Xinjiang is an area inhabited by various ethnic groups. The climate conditions, lifestyle, diets, education level, and the disease spectrums of different ethnic groups vary in different regions [19]. In this study, the PCR-RFLP method was used to investigate the PD gene mutations in patients of the Uygur and Han ethnic groups in Xinjiang. The results showed that 2 of the 200 PD cases had Thr12Met mutations.

One of these was a 50-year-old male Han patient who had the disease for 2 years. Limb stiffness and slow movement characterized the disease’s onset. The limb tremor symptom was relatively mild. His parents and siblings did not have similar disease history. The progression of the disease was slow. The total score of the UPDRSI-III was 8; H-Y grading was the second period. The cranial MRI showed brain ischemia, normal nerve sensory conduction velocity, and no f-wave. The visual and auditory evoked potentials were normal. Sleep polysomnography showed a sleep apnea index of 4, indicating slightly disordered sleep architecture, and increased light sleep stages. MMSE score was 24; SAS score was 46; SDS score was 34. The electrolytes were normal. EMG (bicep muscle, anterior tibial muscle) showed fibrillation potential. EEG was normal. Another patient with the mutation was a Han female, who had the disease for 5 years with an onset at 30-years-old. Slow movement, muscle rigidity, tremors, and response to Dopamine treatment were found. The patient also showed emergence of symptoms fluctuation, with no illusion. She had supranuclear gaze palsy and dementia. The cranial MRI and other examinations were normal.

Di Fonzo et al. [20] (2007) reported Thrl2Met and Gly533Arg heterozygous mutations in 2 Italian sporadic PD patients (<50 years old). Both patients had similar clinical manifestations. Consistent results were reported in the present study, suggesting that the Thr12Met heterozygous mutation may be an EOPD disease-related risk factor. Several scholars have also reported that the Thr12Met mutation, EOPD, and familial PD might be related [14].

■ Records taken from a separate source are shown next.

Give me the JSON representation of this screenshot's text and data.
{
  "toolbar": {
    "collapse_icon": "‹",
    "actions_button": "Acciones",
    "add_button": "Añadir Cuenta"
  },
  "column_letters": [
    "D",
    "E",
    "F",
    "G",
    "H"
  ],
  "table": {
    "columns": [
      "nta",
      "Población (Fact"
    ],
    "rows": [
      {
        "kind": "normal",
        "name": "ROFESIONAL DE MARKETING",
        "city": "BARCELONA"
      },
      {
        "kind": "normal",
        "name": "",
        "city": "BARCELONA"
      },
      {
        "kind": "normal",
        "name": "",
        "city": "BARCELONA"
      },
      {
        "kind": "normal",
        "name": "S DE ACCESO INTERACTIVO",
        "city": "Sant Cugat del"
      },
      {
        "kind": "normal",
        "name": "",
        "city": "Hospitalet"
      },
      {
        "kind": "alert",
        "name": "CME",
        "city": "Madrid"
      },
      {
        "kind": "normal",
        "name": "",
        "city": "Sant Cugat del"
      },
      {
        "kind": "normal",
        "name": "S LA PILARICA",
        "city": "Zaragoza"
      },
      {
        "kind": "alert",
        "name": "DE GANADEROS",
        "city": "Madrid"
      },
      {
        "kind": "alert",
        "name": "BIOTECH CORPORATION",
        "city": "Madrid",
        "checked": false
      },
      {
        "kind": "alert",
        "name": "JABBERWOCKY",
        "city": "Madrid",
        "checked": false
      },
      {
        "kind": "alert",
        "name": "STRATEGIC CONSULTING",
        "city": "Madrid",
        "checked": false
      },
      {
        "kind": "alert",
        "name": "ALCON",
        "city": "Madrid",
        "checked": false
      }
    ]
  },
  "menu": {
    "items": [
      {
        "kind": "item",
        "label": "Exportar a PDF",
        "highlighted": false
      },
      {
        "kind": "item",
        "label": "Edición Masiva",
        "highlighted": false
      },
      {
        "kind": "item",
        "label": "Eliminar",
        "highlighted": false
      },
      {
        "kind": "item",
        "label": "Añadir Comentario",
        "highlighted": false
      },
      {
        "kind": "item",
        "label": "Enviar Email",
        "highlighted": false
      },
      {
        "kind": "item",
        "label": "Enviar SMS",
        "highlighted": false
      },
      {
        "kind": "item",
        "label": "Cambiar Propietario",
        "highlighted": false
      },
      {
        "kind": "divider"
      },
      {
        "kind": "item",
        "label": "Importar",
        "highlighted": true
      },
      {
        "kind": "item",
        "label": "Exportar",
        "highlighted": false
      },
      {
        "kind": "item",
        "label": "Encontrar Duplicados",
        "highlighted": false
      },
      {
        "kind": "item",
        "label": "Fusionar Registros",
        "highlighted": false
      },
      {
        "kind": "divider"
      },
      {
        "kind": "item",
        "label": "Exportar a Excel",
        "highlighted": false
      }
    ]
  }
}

Ala1144Thr of the ATP13A2 gene is one of the latest mutant sites under study, but is not well documented [17]. Our research results showed no Ala1144Thr mutation in the 200 cases of Uygur and Han PD patients. It is worth noting that a few mutations at the rs3170740 position (CGAGAGCTGGCCGAGCAGCCCTGGCC[A/G]CCGCTGC CCGCCGGCCCC CTGAGGT) were discovered. The middle “C” was mutated to a “T”. The sequencing results showed a heterozygous mutation with 2 peaks. The serial number of the mutation is rs3170740, which needs to be verified in further studies.

Conclusions

Only 2 cases of ATP13A2 gene Thr12Met mutations were found in this study, with both belonging to the Han ethnic group. There were no site mutations found in the Uygur PD patients, indicating that the gene mutation at this site may be rare in Xinjiang Uygur PD patients. Overall, the mutation rates of Thr12Met and Ala1144Thr were low in the PD patients in the Uygur and Han ethic groups of the Xinjiang area. This result is consistent with previous studies, but there are also differences that may be attributed to the insufficient sample size, the detection methods affected by many external factors, or the geographical differences. Therefore, more studies and replicates are needed to further understand the ATP13A2 gene function and provide experimental evidence for individualized treatment of PD patients.